I expected my Summers to be a lot of things, exciting, hectic, and full of learning but I thought I wouldn’t have time to do something I have come to love – attend tech events. But old habits die hard and that’s how I found myself attending and participating in more events I could have imagined for the given time frame.
First Up : Tech In Asia Summit, 2016. This was a start-up pitch event and not one of the hackathons I was used to. But a line up of great speakers and promise of free goodies made me take few hours off work and end up at it’s gates. Before this, I never saw myself coming up with a StartUp of my own, having worked at some (because they are exceptionally fun to work at), I had seen the amount of grit and hard work that goes into being the person behind the wheel and was wary of my capacity for it, but this event was abuzz with the kind of energy that is seldom found inside any corporate four walls. I was able to attend perhaps one talk and preferred to spent all the rest of the time talking to some of the great people around. The opinions I received and debates I had with the founders of the startups about their products, the current market and my own experience were scintillating and exhilarating. I was hesitant at attending an event without any real purpose there but found myself at home in this hive of tech lovers and entrepreneurs. There, I learned more about the products, the people and about myself as a person on whether I would like to be a part of one these. I would recommend attending similar events for those looking for internships or jobs in coming years, or just to have some interactive fun. Mentionable products: Flock, BeeHive, Recipe Book
Next Entrant: AngelHack Bangalore, 2016. What can I say? When your life becomes an endless hackathon, your enthusiasm to do the same on weekends has to dim down. The sole attraction for the event was its location at JW Merriot and the food it would have. I discovered spending less time on the problem statements, the coding and more on the environment around me. For the first time in all the hackthons I attended, I went to every sponsor’s desk and chatted about their involvement and expectations. Interesting conversations with fellow participants from across nearby states sprouted up. The more time I have spent interacting, I have begun to realize that you can learn from a 10 minute conversation with the right person than a night of coding (though I in know way discourage one to do so at hackathons), but point being the awesomeness of these events comes from the people attending it and it would be a shame if that opportunity is led to waste. Our team going on to win the HPE Grand Prize and the much coveted prize of GoPros happened in one of the least expected fashions. Being able to connect with female developer community in Bangalore was also one of my motives for the event and was fulfilled to some extent though the participation levels still left something to be desired.
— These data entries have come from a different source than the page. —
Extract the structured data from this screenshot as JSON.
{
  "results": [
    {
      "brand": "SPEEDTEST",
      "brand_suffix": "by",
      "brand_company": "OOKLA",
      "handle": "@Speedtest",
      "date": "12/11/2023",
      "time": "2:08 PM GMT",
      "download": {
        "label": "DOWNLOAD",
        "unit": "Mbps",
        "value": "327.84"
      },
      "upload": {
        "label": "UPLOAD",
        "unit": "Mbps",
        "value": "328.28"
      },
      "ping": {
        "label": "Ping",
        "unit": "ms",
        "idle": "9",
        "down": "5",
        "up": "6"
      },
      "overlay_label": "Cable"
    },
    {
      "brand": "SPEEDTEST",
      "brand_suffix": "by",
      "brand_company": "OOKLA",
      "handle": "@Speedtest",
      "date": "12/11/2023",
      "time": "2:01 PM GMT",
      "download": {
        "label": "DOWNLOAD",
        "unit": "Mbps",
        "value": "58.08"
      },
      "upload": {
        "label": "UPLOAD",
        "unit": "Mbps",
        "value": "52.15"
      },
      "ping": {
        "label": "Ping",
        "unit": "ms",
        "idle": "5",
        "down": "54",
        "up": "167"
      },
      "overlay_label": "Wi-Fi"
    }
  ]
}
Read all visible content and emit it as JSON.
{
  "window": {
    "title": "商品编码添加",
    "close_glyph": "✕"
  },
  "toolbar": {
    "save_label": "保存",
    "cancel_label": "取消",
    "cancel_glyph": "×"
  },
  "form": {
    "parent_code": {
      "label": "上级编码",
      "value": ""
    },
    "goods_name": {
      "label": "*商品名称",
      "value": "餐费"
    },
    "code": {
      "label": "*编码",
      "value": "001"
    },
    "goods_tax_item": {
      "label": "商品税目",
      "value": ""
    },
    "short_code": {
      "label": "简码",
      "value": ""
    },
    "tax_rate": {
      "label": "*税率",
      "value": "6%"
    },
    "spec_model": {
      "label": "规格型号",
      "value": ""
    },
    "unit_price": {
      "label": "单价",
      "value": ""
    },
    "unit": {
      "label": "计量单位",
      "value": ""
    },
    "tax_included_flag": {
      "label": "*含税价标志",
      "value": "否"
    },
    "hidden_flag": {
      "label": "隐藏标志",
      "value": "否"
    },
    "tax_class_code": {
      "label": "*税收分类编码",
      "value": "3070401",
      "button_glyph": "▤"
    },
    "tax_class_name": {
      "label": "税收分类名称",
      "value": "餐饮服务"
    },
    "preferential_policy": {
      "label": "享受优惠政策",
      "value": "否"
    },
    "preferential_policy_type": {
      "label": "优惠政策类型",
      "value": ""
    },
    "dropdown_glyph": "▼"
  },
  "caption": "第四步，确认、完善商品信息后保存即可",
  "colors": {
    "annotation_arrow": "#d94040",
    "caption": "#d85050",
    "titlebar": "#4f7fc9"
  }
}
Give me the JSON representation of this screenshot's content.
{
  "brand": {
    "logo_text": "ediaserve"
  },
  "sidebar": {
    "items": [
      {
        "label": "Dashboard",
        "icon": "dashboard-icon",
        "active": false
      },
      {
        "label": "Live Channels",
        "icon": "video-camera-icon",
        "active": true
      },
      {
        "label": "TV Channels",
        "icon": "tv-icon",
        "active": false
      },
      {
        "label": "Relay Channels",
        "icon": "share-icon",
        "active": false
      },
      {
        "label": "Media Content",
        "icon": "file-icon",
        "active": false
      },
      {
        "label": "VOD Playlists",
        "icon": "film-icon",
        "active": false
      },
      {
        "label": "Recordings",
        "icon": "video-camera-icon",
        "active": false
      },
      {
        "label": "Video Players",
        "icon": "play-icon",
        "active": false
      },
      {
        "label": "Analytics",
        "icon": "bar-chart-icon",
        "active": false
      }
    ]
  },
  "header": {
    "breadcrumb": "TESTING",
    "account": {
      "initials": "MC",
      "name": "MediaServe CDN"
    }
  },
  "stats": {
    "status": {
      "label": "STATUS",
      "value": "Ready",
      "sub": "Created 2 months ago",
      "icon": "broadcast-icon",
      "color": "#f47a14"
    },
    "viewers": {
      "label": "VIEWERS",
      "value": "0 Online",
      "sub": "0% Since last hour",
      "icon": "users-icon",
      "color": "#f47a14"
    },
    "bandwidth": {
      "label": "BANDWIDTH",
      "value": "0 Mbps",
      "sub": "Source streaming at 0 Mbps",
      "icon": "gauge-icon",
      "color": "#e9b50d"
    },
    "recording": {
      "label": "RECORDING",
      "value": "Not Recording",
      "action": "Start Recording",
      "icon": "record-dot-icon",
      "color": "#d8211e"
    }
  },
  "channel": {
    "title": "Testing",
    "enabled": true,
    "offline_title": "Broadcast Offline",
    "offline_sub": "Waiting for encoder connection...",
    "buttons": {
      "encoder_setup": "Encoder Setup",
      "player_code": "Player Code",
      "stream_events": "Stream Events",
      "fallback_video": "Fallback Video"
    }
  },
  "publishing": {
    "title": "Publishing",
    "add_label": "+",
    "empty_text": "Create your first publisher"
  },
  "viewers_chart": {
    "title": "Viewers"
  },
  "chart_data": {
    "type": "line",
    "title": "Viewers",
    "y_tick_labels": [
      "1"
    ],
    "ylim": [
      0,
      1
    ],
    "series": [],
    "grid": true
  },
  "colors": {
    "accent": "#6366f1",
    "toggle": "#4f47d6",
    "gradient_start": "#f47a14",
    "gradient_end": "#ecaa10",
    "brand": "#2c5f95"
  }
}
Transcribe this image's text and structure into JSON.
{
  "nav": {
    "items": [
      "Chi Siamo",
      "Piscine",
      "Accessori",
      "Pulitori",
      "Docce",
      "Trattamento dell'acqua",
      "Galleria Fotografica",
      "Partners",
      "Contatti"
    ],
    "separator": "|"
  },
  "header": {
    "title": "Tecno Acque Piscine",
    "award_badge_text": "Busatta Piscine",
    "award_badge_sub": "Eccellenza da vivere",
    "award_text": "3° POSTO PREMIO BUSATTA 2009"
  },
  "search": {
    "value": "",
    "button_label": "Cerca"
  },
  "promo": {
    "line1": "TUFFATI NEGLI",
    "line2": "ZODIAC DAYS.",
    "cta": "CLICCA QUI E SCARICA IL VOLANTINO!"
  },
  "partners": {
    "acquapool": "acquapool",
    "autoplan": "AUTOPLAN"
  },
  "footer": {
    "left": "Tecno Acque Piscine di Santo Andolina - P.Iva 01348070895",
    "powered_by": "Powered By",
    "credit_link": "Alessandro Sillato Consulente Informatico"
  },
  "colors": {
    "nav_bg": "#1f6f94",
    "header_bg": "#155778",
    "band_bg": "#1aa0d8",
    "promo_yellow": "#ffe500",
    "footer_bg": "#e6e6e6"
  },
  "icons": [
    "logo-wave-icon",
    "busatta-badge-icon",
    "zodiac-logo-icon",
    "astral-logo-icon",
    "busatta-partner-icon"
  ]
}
Three days spent at my comapany’s internal hackathon was perhaps the only true amount of coding and product building I undertook. Unfortunately, I lack the liberty to disclose the details for the same.
These events took place in a back to back fashion and at the end of the month of July I was left reevaluating my earlier assessment and it seemed that time for the things you like can be made in any circumstances. They gave me a quick and thorough insight about myself as an individual and techie. The very fresh and diverse perspectives I gained from all those I had a chance to connect with will influence my decisions in times to come.